ICP-AES is an emission spectrophotometric technique, exploiting the fact that excited electrons emit energy at a given wavelength as they return to ground state. The fundamental characteristic of this process is that each element emits energy at specific wavelengths peculiar to its chemical character. Although each element emits energy at multiple wavelengths, in the ICP-AES technique it is most common to select a single wavelength (or a very few) for a given element. The intensity of the energy emitted at the chosen wavelength is proportional to the amount (concentration) of that element in the analyzed sample. Thus, by determining which wavelengths are emitted by a sample and by determining their intensities, the analyst can quantify the elemental composition of the given sample relative to a reference standard.
ICP-AES analysis requires a sample to be in solution. Thus, interstitial waters can be analyzed simply, requiring only dilution in most cases. Igneous rocks, sedimentary rocks, and sediments, however, must be dissolved. This can be achieved either by a combined acid attack employing HF, HNO3, and HCl acids, or by a LiBO2 flux-fusion technique similar to that used for XRF preparation. In addition to being somewhat dangerous for routine shipboard work (because of the highly reactive nature of HF), the acid attack is not able to generate consistent and reliable data for Si because it volatilizes in the presence of HF. The acid digestion procedure also often results in incomplete analysis of refractory elements such as Ti, Cr, and Zr because their host minerals are often difficult to dissolve. The flux-fusion approach is employed on board the Resolution for several reasons: (1) it is safer because HF is not involved; (2) it is a complete dissolution technique, allowing determination of all elements, including Si and the refractory elements; (3) the resultant solutions are similar in composition (or matrix) because they are dominated by the presence of the LiBO2 flux; and (4) the solutions are stable in dilute HNO3 acid and can be transported safely back to the scientist's laboratory for further shore-based study.

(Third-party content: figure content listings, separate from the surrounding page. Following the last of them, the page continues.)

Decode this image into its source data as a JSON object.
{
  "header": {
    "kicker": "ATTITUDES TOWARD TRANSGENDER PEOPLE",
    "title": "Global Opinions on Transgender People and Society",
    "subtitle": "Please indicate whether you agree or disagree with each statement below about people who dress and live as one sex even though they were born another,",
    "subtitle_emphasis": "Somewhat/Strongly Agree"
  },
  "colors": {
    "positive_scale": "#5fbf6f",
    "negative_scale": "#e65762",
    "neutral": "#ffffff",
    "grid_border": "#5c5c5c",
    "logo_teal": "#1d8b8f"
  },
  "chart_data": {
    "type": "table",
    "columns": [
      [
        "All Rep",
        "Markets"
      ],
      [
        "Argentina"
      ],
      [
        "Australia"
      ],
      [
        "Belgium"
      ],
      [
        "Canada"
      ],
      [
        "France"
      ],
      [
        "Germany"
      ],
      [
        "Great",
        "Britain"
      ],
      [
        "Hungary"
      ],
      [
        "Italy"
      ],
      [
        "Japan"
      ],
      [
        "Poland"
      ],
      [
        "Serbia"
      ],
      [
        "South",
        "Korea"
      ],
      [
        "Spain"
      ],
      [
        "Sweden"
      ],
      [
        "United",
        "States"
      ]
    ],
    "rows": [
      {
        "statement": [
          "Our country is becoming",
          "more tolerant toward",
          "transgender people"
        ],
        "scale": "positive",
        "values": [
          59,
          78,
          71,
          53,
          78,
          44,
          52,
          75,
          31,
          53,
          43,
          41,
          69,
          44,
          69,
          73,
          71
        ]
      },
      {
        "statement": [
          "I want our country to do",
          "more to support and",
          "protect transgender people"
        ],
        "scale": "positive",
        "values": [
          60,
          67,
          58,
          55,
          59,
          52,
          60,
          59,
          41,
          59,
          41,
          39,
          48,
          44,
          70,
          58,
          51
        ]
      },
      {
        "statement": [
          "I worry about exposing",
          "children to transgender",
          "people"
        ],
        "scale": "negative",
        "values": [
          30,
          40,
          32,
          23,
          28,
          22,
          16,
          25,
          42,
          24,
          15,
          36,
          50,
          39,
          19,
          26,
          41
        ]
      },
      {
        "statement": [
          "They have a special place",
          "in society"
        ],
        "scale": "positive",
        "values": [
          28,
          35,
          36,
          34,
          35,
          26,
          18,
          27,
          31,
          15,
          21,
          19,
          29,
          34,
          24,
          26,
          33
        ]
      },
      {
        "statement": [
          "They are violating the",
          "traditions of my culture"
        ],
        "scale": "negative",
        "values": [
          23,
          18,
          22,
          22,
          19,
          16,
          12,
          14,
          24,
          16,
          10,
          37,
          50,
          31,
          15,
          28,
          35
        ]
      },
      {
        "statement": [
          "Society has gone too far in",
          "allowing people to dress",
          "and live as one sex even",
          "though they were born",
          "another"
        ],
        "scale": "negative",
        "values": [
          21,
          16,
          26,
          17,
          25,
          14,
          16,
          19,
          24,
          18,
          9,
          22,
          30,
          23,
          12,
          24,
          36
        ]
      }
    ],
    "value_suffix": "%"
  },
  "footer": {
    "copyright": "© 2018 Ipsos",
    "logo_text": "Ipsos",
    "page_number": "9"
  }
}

All ICP-AES systems consist of several components. We shall focus this discussion on three main aspects: the sample introduction system, the torch assembly, and the spectrometer. The sample introduction system on the ICP-AES consists of a peristaltic pump, Teflon tubing, a nebulizer, and a spray chamber. The fluid sample is pumped into the nebulizer via the peristaltic pump. The nebulizer generates an aerosol mist and injects humidified Ar gas into the chamber along with the sample. See "Nebulizers," for a more detailed discussion of nebulizers. This mist accumulates in the spray chamber, where the largest mist particles settle out as waste and the finest particles are subsequently swept into the torch assembly. Approximately 1% of the total solution eventually enters the torch as a mist, whereas the remainder is pumped away as waste.
Humidification of the Ar gas injected into the nebulizer is important when analyzing samples with high dissolved solids, as is often the case with analysis of ODP rocks, sediments, and interstitial waters. Humidification takes place in the Ar humidifier, where Ar is bubbled through deionized water prior to its expulsion in the nebulizer.
The fine aerosol mist containing Ar gas and sample is injected vertically up the length of the torch assembly into the plasma. There are several recommended Ar flow rates used in the torch, as described in detail in the owner's manual and in the various publications provided. The radio frequency-generated and maintained Ar plasma, portions of which are as hot as 10,000 K, excites the electrons. When the electrons return to ground state at a certain spatial position in the plasma, they emit energy at the specific wavelengths peculiar to the sample's elemental composition.
The plasma is viewed horizontally by an optical channel. Light emitted from the plasma is focused through a lens and passed through an entrance slit into the spectrometer. There are two types of spectrometers used in ICP-AES analysis: sequential (monochromator) and simultaneous (polychromator). The JY2000 has a sequential spectrometer. This means that the diffraction grating in the spectrometer is analogous to a prism that refracts visible light into its component colors. The detector (photomultiplier tube) is fixed in space at the far end of the spectrometer. Rotation of the diffraction grating sequentially moves each wavelength into the detector. The computer control ensures that the detector is synchronized with the grating so that the intensity at the detector at any given time is correlated with the wavelength being diffracted by the grating. The operator enters the wavelengths that he or she wishes to detect into the computer, the grating sequentially moves to the specified wavelengths, and the energy intensity at each wavelength is measured to provide a quantitative result that can be compared to a reference standard. Using standard spectroscopic techniques (e.g., background corrections), sequential ICP-AES can provide extremely flexible and rapid analysis of a number of chemical elements. The spectrometer is flushed with N2 gas to improve the detection limits of elements with emission wavelengths that are severely compromised by interference with air (e.g., P). This N2 flush, which is constantly maintained in the instrument regardless of whether such elements are being analyzed, also protects the optics from the corrosive aspects of the atmosphere, which are particularly acute at sea.